Reports from the Gun Violence Archive, a not-for-profit research group, show the predictability of American mass shootings. Nearly 70 people have been shot dead in mass shootings so far in 2023, according to their data – which classifies a mass shooting as any armed attack in which at least four people are injured or killed, not including the perpetrator.

Broadened out to include all deaths from gun violence, not including suicides, 1,214 people have been killed before the end of the first month of this year, including 120 children. That is likely to increase to tens of thousands by the end of 2023 – the figure for 2022 is 20,200.

In comparison, the latest data from the UK showed that in the course of an entire year ending in March 2022, 31 people were killed by firearms. The UK’s population is 67 million to the US’s 333 million.

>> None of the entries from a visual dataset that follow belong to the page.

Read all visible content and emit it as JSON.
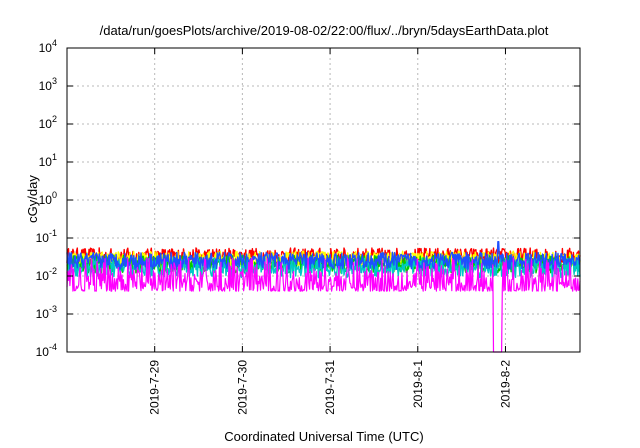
{
  "chart_data": {
    "type": "line",
    "title": "/data/run/goesPlots/archive/2019-08-02/22:00/flux/../bryn/5daysEarthData.plot",
    "xlabel": "Coordinated Universal Time (UTC)",
    "ylabel": "cGy/day",
    "yscale": "log",
    "ylim": [
      0.0001,
      10000
    ],
    "xlim": [
      0,
      5.85
    ],
    "grid": true,
    "y_ticks": [
      {
        "value": 0.0001,
        "base": "10",
        "exp": "-4"
      },
      {
        "value": 0.001,
        "base": "10",
        "exp": "-3"
      },
      {
        "value": 0.01,
        "base": "10",
        "exp": "-2"
      },
      {
        "value": 0.1,
        "base": "10",
        "exp": "-1"
      },
      {
        "value": 1,
        "base": "10",
        "exp": "0"
      },
      {
        "value": 10,
        "base": "10",
        "exp": "1"
      },
      {
        "value": 100,
        "base": "10",
        "exp": "2"
      },
      {
        "value": 1000,
        "base": "10",
        "exp": "3"
      },
      {
        "value": 10000,
        "base": "10",
        "exp": "4"
      }
    ],
    "x_ticks": [
      {
        "x": 1,
        "label": "2019-7-29"
      },
      {
        "x": 2,
        "label": "2019-7-30"
      },
      {
        "x": 3,
        "label": "2019-7-31"
      },
      {
        "x": 4,
        "label": "2019-8-1"
      },
      {
        "x": 5,
        "label": "2019-8-2"
      }
    ],
    "series": [
      {
        "color": "#ff0000",
        "low": 0.02,
        "high": 0.055
      },
      {
        "color": "#ffff00",
        "low": 0.018,
        "high": 0.045
      },
      {
        "color": "#00cc00",
        "low": 0.012,
        "high": 0.035
      },
      {
        "color": "#00c8c8",
        "low": 0.009,
        "high": 0.03
      },
      {
        "color": "#1f4fff",
        "low": 0.015,
        "high": 0.042
      },
      {
        "color": "#ff00ff",
        "low": 0.004,
        "high": 0.03
      }
    ],
    "spike": {
      "x": 4.92,
      "value": 0.08
    },
    "dropout": {
      "x_from": 4.86,
      "x_to": 4.96,
      "value": 0.0001
    }
  }
}
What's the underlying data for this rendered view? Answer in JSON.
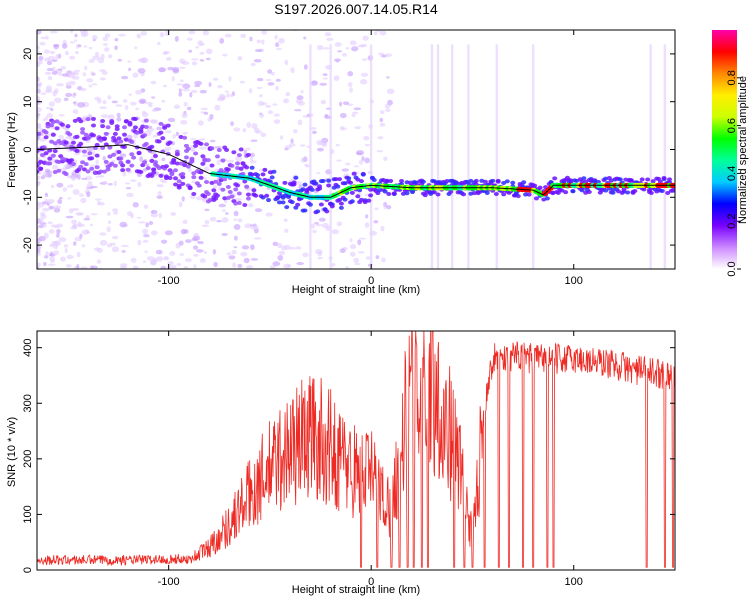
{
  "title": "S197.2026.007.14.05.R14",
  "chart_data": [
    {
      "type": "heatmap",
      "name": "spectrogram",
      "xlabel": "Height of straight line (km)",
      "ylabel": "Frequency (Hz)",
      "xlim": [
        -165,
        150
      ],
      "ylim": [
        -25,
        25
      ],
      "xticks": [
        -100,
        0,
        100
      ],
      "yticks": [
        -20,
        -10,
        0,
        10,
        20
      ],
      "ridge_line": {
        "x": [
          -165,
          -140,
          -120,
          -100,
          -80,
          -60,
          -40,
          -30,
          -20,
          -10,
          0,
          20,
          40,
          60,
          80,
          85,
          90,
          100,
          150
        ],
        "y": [
          0,
          0.5,
          1,
          -1,
          -5,
          -6,
          -9,
          -10,
          -10,
          -8,
          -7.5,
          -8,
          -8,
          -8,
          -8.5,
          -9.5,
          -7.5,
          -7.5,
          -7.5
        ]
      },
      "colorbar": {
        "label": "Normalized spectral amplitude",
        "ticks": [
          "0.0",
          "0.2",
          "0.4",
          "0.6",
          "0.8"
        ],
        "range": [
          0,
          1
        ],
        "colors": [
          "#ffffff",
          "#cc88ff",
          "#7700ff",
          "#0000ff",
          "#00ccff",
          "#00ff99",
          "#00ff00",
          "#ccff00",
          "#ffee00",
          "#ff8800",
          "#ff0000",
          "#ff00aa"
        ]
      }
    },
    {
      "type": "line",
      "name": "snr",
      "xlabel": "Height of straight line (km)",
      "ylabel": "SNR (10 * v/v)",
      "xlim": [
        -165,
        150
      ],
      "ylim": [
        0,
        430
      ],
      "xticks": [
        -100,
        0,
        100
      ],
      "yticks": [
        0,
        100,
        200,
        300,
        400
      ],
      "color": "#ee2a24",
      "series_envelope": {
        "x": [
          -165,
          -120,
          -90,
          -80,
          -70,
          -60,
          -50,
          -40,
          -30,
          -20,
          -10,
          0,
          5,
          10,
          15,
          20,
          25,
          30,
          35,
          40,
          45,
          50,
          55,
          60,
          70,
          80,
          90,
          100,
          110,
          120,
          130,
          140,
          150
        ],
        "y": [
          18,
          18,
          20,
          45,
          90,
          150,
          200,
          240,
          270,
          240,
          200,
          190,
          150,
          120,
          250,
          370,
          400,
          380,
          310,
          260,
          180,
          60,
          280,
          380,
          385,
          380,
          380,
          380,
          375,
          370,
          360,
          355,
          350
        ]
      },
      "dropouts": [
        -5,
        3,
        10,
        14,
        18,
        21,
        25,
        28,
        41,
        46,
        50,
        56,
        63,
        68,
        75,
        80,
        87,
        90,
        136,
        145,
        149
      ]
    }
  ]
}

The shooting in Monterey Park on Saturday, in which a 72-year-old Asian man is accused of killing 11 people in a lunar new year attack at a dance hall in a city close to Los Angeles, was notable as the deadliest US shooting in 2023, but not by much.

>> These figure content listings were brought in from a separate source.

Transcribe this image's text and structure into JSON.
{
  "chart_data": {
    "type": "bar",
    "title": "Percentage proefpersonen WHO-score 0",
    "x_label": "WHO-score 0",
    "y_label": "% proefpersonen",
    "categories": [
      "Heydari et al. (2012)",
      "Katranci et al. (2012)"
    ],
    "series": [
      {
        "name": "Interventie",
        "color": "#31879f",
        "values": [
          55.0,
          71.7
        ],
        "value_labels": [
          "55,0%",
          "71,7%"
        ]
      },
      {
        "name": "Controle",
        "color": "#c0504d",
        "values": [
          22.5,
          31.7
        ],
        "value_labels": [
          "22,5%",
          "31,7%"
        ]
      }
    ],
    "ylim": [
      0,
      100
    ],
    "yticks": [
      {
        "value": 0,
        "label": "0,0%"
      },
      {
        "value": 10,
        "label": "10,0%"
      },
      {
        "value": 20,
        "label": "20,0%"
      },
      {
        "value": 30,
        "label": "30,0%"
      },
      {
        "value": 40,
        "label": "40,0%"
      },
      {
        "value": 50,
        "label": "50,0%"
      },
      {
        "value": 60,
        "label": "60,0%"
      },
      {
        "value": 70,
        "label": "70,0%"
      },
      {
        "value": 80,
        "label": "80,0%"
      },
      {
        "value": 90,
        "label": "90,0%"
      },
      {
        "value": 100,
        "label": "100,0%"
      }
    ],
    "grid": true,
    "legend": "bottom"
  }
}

Just a few days into 2023, a man in Utah fatally shot his five children, his mother-in-law, and his wife and then turned the gun on himself.

And while US cable news networks were still reporting on the aftermath of the Monterey Park shooting on Monday, they had to cut away to a new mass killing, this time at a school for at-risk young people in Des Moines, Iowa. Two students were killed and a teacher was injured.

Later that day, seven people were killed in northern California in an agricultural region on the outskirts of Half Moon Bay, a coastal community about 30 miles south of San Francisco. It was the most recent mass shooting – the 38th – for just a few hours, before two people were killed and three injured in Chicago.

The California governor, Gavin Newsom, was at the time meeting victims of the Monterey Park massacre in a hospital but said he got pulled away from their bedside “to be briefed about another shooting”.

“Tragedy upon tragedy,” he wrote on Twitter.

The pace of the killings makes it hard to keep up. Eight days ago, six people, including a 17-year-old mother and her six-month-old baby, were killed in another mass shooting, also in California.

Despite claims by the US gun lobby and their powerful political backers, little connects these shootings in terms of the killers’ background or mental health. Instead, the connection is the ready availability of deadly weapons – and that is what differentiates the US from most other advanced countries.

Americans bought an estimated 150m guns in the past decade, with sales increasing, especially during the pandemic. There are more guns in the US than people, according to a 2018 Small Arms Survey report, which found the country had the highest rate of firearm ownership in the world, and more than double the next country on the list, Yemen.

Expectations for further gun-control legislation in Congress are low, with largely pro-gun Republicans in control of the House of Representatives.